I noticed in the National Sustainable Agriculture Coalition's (NSAC) Web log entry regarding President Obama's signing of the FDA Food Safety Modernization Act into law (dated January 7, 2011) the position of NSAC was, "The bill is far from perfect," and yet as I looked back in the archives of NSAC's blog, I found in another entry dated November 29, on the same subject, that NSAC had written a letter in support of the measure.

My question is this: Why would NSAC have supported a measure it later confessed is "far from perfect?"

Anonymous said...

Well, I don't work for NSAC, but I think they recognized that this bill is directed towards inspecting the major food processors. It has the potential to save many lives.

Someone once said, "Don't let perfect be the enemy of good."

NSAC seemed to think that small businesses were adequately protected. Even beyond the exemptions written into the law, the bill authorizes further flexibility and exemptions for small businesses that don't carry much risk.

Jackie Melton said...

Anon 8:34, you wrote: "Even beyond the exemptions written into the law, the bill authorizes further flexibility and exemptions for small businesses that don't carry much risk."

I hope you don't take this as argumentative, that is not my intent. My intent is to learn about this bill for myself (and encourage others to learn about this bill for themselves) rather than taking other people's words for its meaning.

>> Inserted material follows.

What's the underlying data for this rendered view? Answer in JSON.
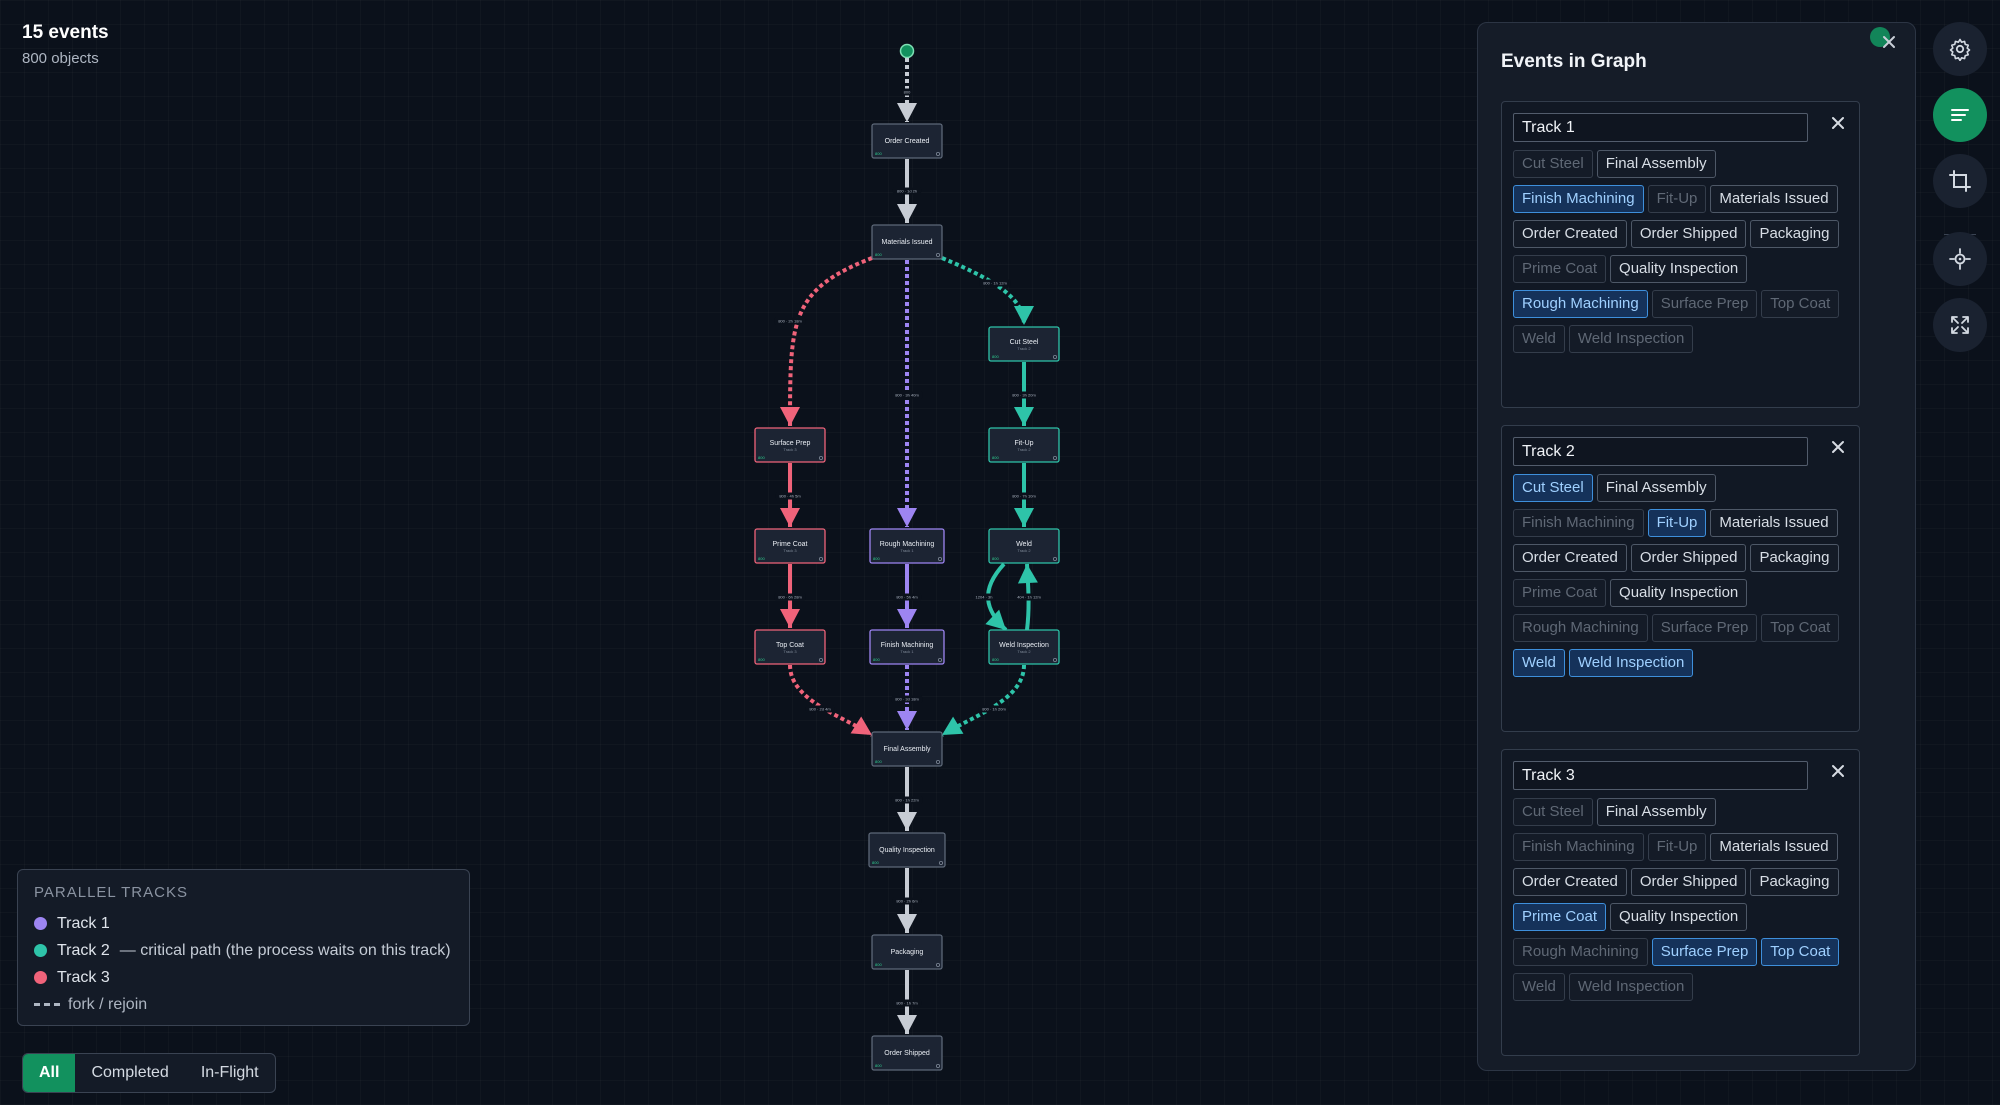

I printed out a copy of the enacted bill so I could look at it and the enacted bill's section 405 does not discuss exemptions for small businesses. Could you have misdirected me in that regard when you (I presume) wrote about that section at 9:59 last night?

Section 405 under the enacted bill regards "Determination of Budgetary Effects."

Regarding NSAC, I don't know much about them. They claim to be advocates for a lot of small to mid-sized farms, and overall, they may do fantastic work, but I have to wonder about an entity which claims to represent farmers in fighting for exemptions and/or provisions to protect small to mid-size farms against a bill which it admitted as late as January 7 was "far from perfect." If the bill is "far from perfect" and required NSAC to fight to protect small to mid-size farms against it then how can supporting and endorsing it be justified?

Would it not hav made much more sense to simply not support a bill which is far from perfection and fight for something more practical and more in line with what NSAC WOULD view as perfect?